Au Québec, 14 % des enfants entrent à l’école maternelle sans avoir fréquenté un service de garde à l’enfance. «La transition est parfois très difficile pour eux. Non seulement ils pourraient avoir de la difficulté à s’adapter au climat scolaire, mais leurs relations interpersonnelles pourraient en subir les contrecoups. Plusieurs vivent un stress de séparation très brutal et se sentent isolés», explique Mariam Najdi, étudiante au doctorat en psychopédagogie à l’Université de Montréal.

Dans son travail de recherche, elle a élaboré un outil d’intervention destiné aux enfants d’âge préscolaire. Il se présente sous la forme d’une «trousse d’intervention préventive» qui s’articule autour de trois axes: la prévention des problèmes d’adaptation, la participation des parents et de la chercheuse et la mise au point d’un plan d’intervention auprès de l’enfant par un ensemble d’ateliers thématiques.

L’intervention précoce et personnalisée sert à soutenir le développement global de chaque enfant participant en s’appuyant sur l’utilisation des technologies de l’information et de la communication, sur la participation parentale et sur des bases scientifiques pédagogiques solides. Mme Najdi a baptisé son outil le «PPP», pour participer, prévenir et promouvoir.

Elle se prépare à faire usage de cet outil auprès d’enfants qu’elle va recruter dans l’arrondissement de Saint-Laurent, au nord-ouest de Montréal. «Mon objectif est d’utiliser mon outil auprès d’enfants qui vont faire leur entrée à la maternelle en septembre prochain», dit-elle.

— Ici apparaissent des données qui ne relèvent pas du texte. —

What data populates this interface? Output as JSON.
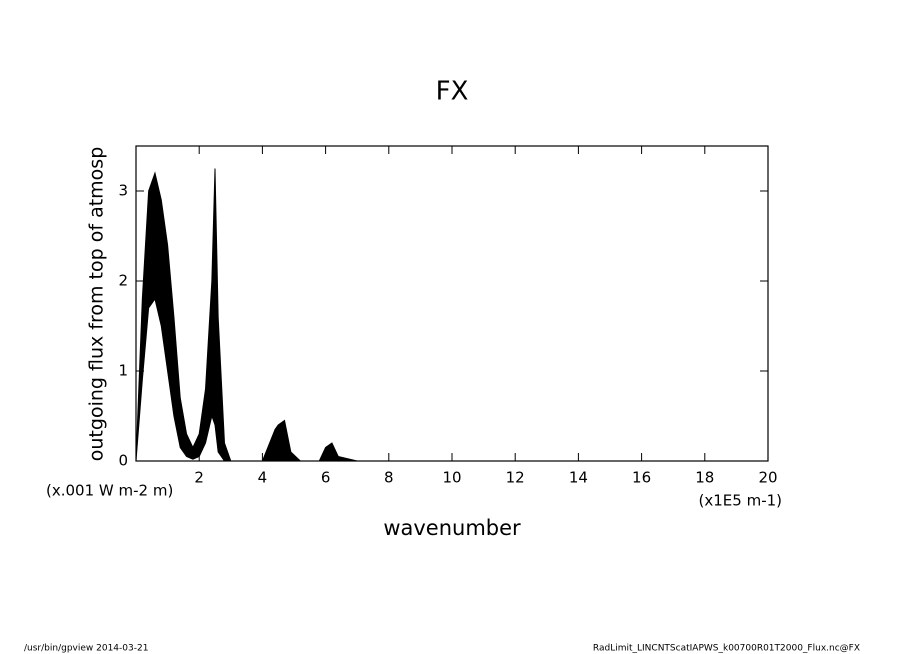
{
  "chart_data": {
    "type": "band",
    "title": "FX",
    "y_label": "outgoing flux from top of atmosp",
    "y_unit": "(x.001 W m-2 m)",
    "x_label": "wavenumber",
    "x_unit": "(x1E5 m-1)",
    "x": [
      0,
      0.2,
      0.4,
      0.6,
      0.8,
      1.0,
      1.2,
      1.4,
      1.6,
      1.8,
      2.0,
      2.2,
      2.4,
      2.5,
      2.6,
      2.8,
      3.0,
      3.5,
      4.0,
      4.4,
      4.5,
      4.7,
      4.9,
      5.2,
      5.8,
      6.0,
      6.2,
      6.4,
      7,
      20
    ],
    "series": [
      {
        "color": "#000000",
        "values": [
          0,
          1.8,
          3.0,
          3.2,
          2.9,
          2.4,
          1.6,
          0.7,
          0.3,
          0.15,
          0.3,
          0.8,
          2.0,
          3.25,
          1.6,
          0.2,
          0,
          0,
          0,
          0.35,
          0.4,
          0.45,
          0.1,
          0,
          0,
          0.15,
          0.2,
          0.05,
          0,
          0
        ]
      },
      {
        "color": "#000000",
        "values": [
          0,
          0.9,
          1.7,
          1.8,
          1.5,
          1.0,
          0.5,
          0.15,
          0.05,
          0.02,
          0.05,
          0.2,
          0.5,
          0.4,
          0.1,
          0,
          0,
          0,
          0,
          0,
          0,
          0,
          0,
          0,
          0,
          0,
          0,
          0,
          0,
          0
        ]
      }
    ],
    "xlim": [
      0,
      20
    ],
    "xticks": [
      2,
      4,
      6,
      8,
      10,
      12,
      14,
      16,
      18,
      20
    ],
    "ylim": [
      0,
      3.5
    ],
    "yticks": [
      0,
      1,
      2,
      3
    ],
    "footer_left": "/usr/bin/gpview   2014-03-21",
    "footer_right": "RadLimit_LINCNTScatIAPWS_k00700R01T2000_Flux.nc@FX"
  }
}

Au cours de la prochaine année, Mariam Najdi suivra de près un groupe d’enfants afin de documenter dans les détails les éléments qui faciliteront leur entrée à l’école. À long terme, le PPP pourra servir à une plus large échelle. «Plusieurs enfants issus de l’immigration ont souvent des difficultés d’adaptation lorsqu’ils entrent en contact avec le système scolaire. Même la langue leur est étrangère et les parents manquent souvent de ressources pour les aider», commente la chercheuse.

Entrée difficile

Mariam Najdi

Crédit : Amélie Philibert

Selon l’Enquête montréalaise sur l’expérience préscolaire des enfants de la maternelle, menée par l’Agence de la santé et des services sociaux de Montréal en 2012, le chômage d’un des parents, le manque de places dans les garderies, la présence d’un parent à la maison et le fait que les parents refusent de faire garder leurs enfants expliqueraient que «1 enfant sur 14 ne bénéficie pas des bienfaits des services éducatifs universels à l’enfance que le Québec a mis en place depuis 20 ans», estime Mme Najdi.

La chercheuse précise qu’un certain nombre d’enfants issus de milieux aisés sont inclus dans ce nombre. Ceux-ci font aussi partie de sa clientèle cible. C’est délibérément que les parents ont choisi de ne pas profiter des services de garde financés par l’État, parfois au prix d’une personne payée pour en prendre soin à la maison. Mais ce soin n’est pas toujours de type «éducatif».

Le recrutement des jeunes sujets sera lancé par une affiche publicitaire qui sera distribuée dans des milieux scolaires et communautaires de l’arrondissement de Saint-Laurent et partagée sur les plateformes des réseaux sociaux WhatsApp et Facebook. Parmi les critères de sélection, l’enfant devra être inscrit à son école de quartier pour la prochaine année scolaire et n’avoir jamais fréquenté de garderie.

Mme Najdi a passé avec succès l’examen de synthèse. Son projet de recherche a été approuvé par un jury départemental composé de trois professeurs experts en psychologie et en petite enfance qui l'ont considéré comme novateur et important pour le monde de l’éducation. Actuellement, Mme Najdi attend le certificat éthique pour commencer sa collecte des données.

À terme, son outil permettra d’enrichir le monde des services éducatifs au préscolaire par de nouvelles stratégies d’intervention préventive basées sur l’utilisation des technologies de l’information et de la communication. Le projet PPP comportera un ensemble d’activités personnalisées pour accroître les compétences des enfants de moins de six ans ayant échappé au système éducatif préscolaire public.